Die Nichtberücksichtigung von Germany national football team-Torwarttalent Jonas Urbig für die Weltmeisterschaft 2026 sorgt weiterhin für hitzige Diskussionen in der deutschen Fußballwelt. Nun soll der junge Keeper von FC Bayern Munich intern deutliche Worte gefunden haben, die die Debatte noch weiter anheizen könnten.
Berichten zufolge soll Urbig gegenüber engen Vertrauten erklärt haben, dass er fest davon überzeugt sei, sportlich absolut bereit für das Turnier gewesen zu sein. Besonders seine starken Leistungen im Training, seine Entwicklung in den vergangenen Monaten sowie seine konstanten Auftritte auf höchstem Niveau hätten ihm das Gefühl gegeben, gute Chancen auf eine Berufung zu besitzen.
Doch statt einer Nominierung folgte die große Enttäuschung: Sein Name fehlte im endgültigen WM-Kader von Bundestrainer Julian Nagelsmann.

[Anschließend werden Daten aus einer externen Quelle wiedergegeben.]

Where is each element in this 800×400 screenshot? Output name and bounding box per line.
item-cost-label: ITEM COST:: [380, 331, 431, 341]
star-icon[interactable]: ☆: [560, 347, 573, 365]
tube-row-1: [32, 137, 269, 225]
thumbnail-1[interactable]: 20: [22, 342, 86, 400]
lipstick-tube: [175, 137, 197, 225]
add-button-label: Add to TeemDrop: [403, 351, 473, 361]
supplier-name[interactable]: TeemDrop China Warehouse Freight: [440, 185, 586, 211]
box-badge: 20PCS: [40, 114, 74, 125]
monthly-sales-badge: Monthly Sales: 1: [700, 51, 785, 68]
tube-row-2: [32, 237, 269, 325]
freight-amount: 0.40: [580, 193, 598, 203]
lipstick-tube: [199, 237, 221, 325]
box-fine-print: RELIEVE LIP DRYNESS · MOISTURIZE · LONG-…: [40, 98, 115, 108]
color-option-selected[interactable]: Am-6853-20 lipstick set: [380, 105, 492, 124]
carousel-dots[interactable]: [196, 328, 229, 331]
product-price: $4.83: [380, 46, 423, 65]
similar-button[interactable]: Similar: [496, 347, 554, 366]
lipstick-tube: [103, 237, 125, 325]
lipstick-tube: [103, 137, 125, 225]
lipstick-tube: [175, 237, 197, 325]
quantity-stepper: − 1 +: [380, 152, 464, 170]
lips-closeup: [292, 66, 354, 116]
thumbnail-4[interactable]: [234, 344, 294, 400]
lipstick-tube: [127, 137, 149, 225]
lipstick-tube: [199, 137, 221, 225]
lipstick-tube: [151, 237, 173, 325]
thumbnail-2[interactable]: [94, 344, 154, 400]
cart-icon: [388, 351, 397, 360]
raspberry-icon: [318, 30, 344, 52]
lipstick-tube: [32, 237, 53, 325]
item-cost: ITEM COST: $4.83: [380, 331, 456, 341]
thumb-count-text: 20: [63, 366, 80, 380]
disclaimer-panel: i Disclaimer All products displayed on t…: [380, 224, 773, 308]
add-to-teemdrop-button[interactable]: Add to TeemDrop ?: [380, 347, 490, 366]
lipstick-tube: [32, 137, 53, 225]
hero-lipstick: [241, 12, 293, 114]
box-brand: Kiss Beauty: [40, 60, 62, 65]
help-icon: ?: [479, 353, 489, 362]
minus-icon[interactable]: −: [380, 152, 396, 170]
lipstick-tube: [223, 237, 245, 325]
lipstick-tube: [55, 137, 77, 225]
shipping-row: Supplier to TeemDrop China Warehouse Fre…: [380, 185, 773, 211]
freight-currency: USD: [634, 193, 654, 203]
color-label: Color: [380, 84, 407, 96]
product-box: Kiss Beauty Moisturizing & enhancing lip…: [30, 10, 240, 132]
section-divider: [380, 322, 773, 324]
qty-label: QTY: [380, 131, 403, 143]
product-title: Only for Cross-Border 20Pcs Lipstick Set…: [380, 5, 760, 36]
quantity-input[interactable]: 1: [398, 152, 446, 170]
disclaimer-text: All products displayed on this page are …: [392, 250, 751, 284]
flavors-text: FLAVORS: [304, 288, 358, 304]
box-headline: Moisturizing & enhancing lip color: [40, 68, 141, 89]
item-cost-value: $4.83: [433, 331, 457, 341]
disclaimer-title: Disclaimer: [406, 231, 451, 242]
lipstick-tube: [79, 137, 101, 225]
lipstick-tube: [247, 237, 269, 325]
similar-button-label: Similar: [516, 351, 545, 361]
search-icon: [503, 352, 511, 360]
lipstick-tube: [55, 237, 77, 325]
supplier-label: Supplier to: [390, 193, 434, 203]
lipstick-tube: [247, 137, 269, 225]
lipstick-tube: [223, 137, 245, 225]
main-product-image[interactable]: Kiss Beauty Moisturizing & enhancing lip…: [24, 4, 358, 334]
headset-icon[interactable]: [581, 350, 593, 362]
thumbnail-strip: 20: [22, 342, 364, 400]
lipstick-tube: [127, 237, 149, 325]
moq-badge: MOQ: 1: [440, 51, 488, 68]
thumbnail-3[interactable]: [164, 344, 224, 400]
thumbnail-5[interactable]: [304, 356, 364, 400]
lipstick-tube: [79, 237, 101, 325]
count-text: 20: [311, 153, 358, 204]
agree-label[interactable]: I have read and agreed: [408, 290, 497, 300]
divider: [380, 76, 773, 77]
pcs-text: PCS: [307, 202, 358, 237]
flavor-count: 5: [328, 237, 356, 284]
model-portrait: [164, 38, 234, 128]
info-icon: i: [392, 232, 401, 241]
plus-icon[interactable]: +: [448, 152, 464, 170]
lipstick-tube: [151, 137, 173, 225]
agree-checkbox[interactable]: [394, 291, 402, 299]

Laut mehreren Medienquellen soll Urbig inzwischen glauben, dass hinter seiner Nichtberücksichtigung mehr steckt als nur eine sportliche Entscheidung. Der Bayern-Keeper habe angeblich angedeutet, dass eine einflussreiche Persönlichkeit innerhalb des Umfelds der Nationalmannschaft ihn persönlich nicht leiden könne — und dass genau dies letztlich den Ausschlag gegeben habe.
Besonders brisant: Die Identität dieser Person soll innerhalb der deutschen Fußballszene für großes Erstaunen gesorgt haben. Intern werde darüber spekuliert, dass es sich nicht um einen Mitspieler, sondern um jemanden aus dem engeren sportlichen Führungsumfeld handeln könnte. Offiziell bestätigt wurde dies bislang allerdings nicht.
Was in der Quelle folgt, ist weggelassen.